Yo me he perdido en el monte, abuela.
Ya no sé cómo llegar.
(Luna de Anatolia)
Cuando era pequeña, en las reuniones familiares, mis tías y mi mamá solían sentarse juntas a recordar. Entre recuerdos de travesuras infantiles y nombres de personas que ya no están, a veces salía a relucir un recuerdo que contaban como anécdota cuasi divertida, amena: que mi bisabuelo se había robado a mi bisabuela, mamá Clara, mientras ella sacaba la basura afuera de la casa donde trabajaba haciendo limpieza. Siempre usan la misma frase: se la robó.
Un día de 1916, en el barrio Candelaria de San Salvador, cuando mi bisabuela tenía diecisiete años, papá Toño (como le llaman de cariño), de 26 años, «se la pasó llevando en la calle, y se la llevó para su casa». A plena luz del día. Para ese entonces, esto no era un delito. Era, más bien, una costumbre.

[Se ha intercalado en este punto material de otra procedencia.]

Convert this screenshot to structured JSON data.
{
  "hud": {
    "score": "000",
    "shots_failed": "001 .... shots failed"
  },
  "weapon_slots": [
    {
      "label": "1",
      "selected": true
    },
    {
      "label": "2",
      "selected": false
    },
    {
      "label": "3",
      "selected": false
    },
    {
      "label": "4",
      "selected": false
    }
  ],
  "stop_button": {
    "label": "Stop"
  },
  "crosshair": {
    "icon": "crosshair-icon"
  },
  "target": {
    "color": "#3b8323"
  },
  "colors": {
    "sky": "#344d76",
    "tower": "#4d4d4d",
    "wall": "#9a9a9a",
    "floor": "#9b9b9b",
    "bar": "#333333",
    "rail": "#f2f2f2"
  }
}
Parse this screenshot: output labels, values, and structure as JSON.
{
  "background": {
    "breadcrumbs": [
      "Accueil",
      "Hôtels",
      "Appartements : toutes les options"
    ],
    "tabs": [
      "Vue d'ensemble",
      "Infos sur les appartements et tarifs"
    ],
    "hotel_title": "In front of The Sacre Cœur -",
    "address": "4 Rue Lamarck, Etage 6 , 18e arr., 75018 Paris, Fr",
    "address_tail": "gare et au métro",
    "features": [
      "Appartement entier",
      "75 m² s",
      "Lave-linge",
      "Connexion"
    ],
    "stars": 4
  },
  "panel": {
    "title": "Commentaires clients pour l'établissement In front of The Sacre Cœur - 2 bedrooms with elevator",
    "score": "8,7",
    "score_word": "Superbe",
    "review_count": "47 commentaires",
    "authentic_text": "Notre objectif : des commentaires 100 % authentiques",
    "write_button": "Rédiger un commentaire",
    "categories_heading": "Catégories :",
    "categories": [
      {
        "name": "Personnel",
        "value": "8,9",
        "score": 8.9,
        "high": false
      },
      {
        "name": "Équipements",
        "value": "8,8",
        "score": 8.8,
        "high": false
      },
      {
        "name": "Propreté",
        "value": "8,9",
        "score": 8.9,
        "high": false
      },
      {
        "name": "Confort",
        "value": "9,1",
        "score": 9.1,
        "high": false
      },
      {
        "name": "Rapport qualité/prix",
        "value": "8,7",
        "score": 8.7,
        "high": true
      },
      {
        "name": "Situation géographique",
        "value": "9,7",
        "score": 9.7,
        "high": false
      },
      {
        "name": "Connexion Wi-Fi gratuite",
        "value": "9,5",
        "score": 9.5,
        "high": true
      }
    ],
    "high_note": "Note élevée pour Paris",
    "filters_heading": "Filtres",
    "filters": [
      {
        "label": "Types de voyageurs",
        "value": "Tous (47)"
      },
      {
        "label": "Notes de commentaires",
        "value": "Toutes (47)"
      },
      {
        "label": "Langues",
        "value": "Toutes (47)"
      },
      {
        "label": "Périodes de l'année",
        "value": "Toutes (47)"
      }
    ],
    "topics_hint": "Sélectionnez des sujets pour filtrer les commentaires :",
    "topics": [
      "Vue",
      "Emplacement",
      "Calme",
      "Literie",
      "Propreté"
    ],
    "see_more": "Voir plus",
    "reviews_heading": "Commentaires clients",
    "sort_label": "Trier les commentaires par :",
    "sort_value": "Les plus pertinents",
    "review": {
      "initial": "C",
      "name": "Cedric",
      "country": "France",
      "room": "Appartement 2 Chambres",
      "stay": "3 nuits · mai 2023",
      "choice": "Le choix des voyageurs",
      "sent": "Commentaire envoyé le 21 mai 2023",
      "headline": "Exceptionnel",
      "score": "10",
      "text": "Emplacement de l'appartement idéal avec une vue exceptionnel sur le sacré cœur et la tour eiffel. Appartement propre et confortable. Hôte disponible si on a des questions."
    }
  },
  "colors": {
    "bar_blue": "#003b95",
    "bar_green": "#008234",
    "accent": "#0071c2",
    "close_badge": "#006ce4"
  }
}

Hombres mayores raptaban mujeres en la calle y las convertían contra su voluntad en sus parejas. Y en las madres de su descendencia.
«El Salvador nace de una madre violada«. Y ha sido el largo alumbramiento de un país parido por niñas rehenes del patriarcado, al que ellas han tenido que enfrentarse una y otra vez, hasta la muerte, resistiendo de generación en generación. Los esfuerzos de cientos y miles de mujeres salvadoreñas a lo largo de la historia han logrado conquistar diferentes luchas, y siguen haciendo frente a otras. Pero el campo de batalla parece seguir siendo el mismo.
Todavía hay hombres en este país que se sienten con la autoridad y propiedad de ver a una mujer en cualquier lugar y tomar la decisión de raptarla, violarla e incluso asesinarla. Esto pasa hoy. Con certeza, también pasó ayer —hace cien años, como pasó con mi bisabuela—, y con gran probabilidad también mañana. Así lo muestran las terroríficas descripciones en las sentencias de privaciones de libertad de mujeres de los últimos años. Al menos el 13 % tiene como móvil la violencia sexual.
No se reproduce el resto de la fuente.